Akhirnya saya menonton film ini dengan suka cita. Saya pun lupa dari mana saya
mendapatan kopian film ini. Bukan dari teman saya ini. Dari orang lain yang
entah siapa namanya.
Julia Robert dalam film Eat Pray Love. [Photo: Search by image] |
Secara
film memang memuaskan sekali. film ini membawa saya ikut berjelajah melintasi
Italia. Saya baru tahu bahwa ketika berbicara dalam Bahasa Italia, Bahasa
verbal dan non verbal harus ikut dilibatkan sekaligus. Berbicara tentang Italia
juga berbicara makan enak dan tempat nongkrong. Inilah referensi standar saya
tentang Italia.
Ketika
si penulis menuju ke India, hal yang paling dekat untuk dipahami adalah soal budaya.
Khususnya budaya yang menekan kaum perempuan untuk menikah cepat dan
mengerjakan urusan dapur, sumur, Kasur. Perempuan yang berpendidikan tidak
dipertimbangkan sama sekali. Apakah itu memang sudah terjadi sejak dulu hingga
sekarang, ataupun dunia sudah berubah.
Berbicara
tentang India selalu melibatkan imajinasi pada perempuan modern yang tinggal di
New York dan London seperti di film Bollywood. Ataupun kehidupan berkasta
rendah maupun perempuan yang diperistri dan tinggal di rumah mertua. Pandangan
ini banyak disajikan dalam drama seri India yang tayang di TV Indonesia.

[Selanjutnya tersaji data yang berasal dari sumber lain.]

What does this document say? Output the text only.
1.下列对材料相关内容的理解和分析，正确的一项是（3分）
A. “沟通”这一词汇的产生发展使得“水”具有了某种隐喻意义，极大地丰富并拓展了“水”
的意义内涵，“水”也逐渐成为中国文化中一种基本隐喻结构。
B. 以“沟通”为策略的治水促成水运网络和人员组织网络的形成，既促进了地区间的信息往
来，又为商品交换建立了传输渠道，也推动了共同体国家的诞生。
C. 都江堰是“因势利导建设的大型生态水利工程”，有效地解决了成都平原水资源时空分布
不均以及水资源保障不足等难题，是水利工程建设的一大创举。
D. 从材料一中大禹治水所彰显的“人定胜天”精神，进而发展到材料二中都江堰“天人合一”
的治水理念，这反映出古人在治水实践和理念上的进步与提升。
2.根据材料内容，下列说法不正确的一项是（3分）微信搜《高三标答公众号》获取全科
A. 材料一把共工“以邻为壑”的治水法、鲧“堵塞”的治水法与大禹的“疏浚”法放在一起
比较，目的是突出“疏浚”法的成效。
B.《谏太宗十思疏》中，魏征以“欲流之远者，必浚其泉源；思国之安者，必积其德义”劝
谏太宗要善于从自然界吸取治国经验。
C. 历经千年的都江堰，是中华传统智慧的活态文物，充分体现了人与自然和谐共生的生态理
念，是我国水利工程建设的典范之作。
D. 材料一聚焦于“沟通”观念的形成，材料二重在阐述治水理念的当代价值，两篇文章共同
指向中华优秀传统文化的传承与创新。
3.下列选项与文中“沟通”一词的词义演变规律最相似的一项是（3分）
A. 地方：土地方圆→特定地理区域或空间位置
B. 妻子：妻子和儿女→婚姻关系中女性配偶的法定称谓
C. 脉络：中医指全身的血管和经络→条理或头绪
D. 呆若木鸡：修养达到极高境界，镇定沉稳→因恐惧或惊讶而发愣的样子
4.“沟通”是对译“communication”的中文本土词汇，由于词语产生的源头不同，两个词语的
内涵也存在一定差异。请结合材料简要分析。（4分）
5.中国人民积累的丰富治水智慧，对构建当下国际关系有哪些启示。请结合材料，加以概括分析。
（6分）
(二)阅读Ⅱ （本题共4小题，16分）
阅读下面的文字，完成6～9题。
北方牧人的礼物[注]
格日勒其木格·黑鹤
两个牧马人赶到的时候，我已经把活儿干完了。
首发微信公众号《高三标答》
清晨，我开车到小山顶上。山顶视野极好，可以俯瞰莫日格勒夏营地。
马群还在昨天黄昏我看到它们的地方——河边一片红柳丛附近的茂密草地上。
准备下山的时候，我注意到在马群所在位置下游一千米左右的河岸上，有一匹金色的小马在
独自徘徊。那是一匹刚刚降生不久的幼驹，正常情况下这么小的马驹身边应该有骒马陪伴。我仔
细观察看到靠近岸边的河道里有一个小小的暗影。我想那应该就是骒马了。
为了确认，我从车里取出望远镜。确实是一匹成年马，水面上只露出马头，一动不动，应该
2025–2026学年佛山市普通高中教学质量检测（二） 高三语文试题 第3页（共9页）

Ketika Julia Robert menemukan cinta di Indonesia. [Photo: search by image] |
Hal
lain yang saya tangkap lebih jelas ketika berbicara tentang India adalah pola
hidup spiritual yang mereka anut. Bagian ini tampak menggambarkan sisi Pray,
dimana si Elizabeth mulai mendekatkan diri untuk lebih religius.
Bali
memang dikenal pula sebagai kota romantic. Itu pula penjabaran dari kata ‘Love’ dalam film ini. ketika mengunjungi
Bali, ia bertemu dengan seseorang yang membuatnya jatuh cinta. Hal yang paling
saya ingat dari Bali di film ini justru bukan bagaimana mereka bertemu pertama
kali. Saya lebih ingat ketika ia menamai durian sebagai ‘buah rasa kaus kaki.”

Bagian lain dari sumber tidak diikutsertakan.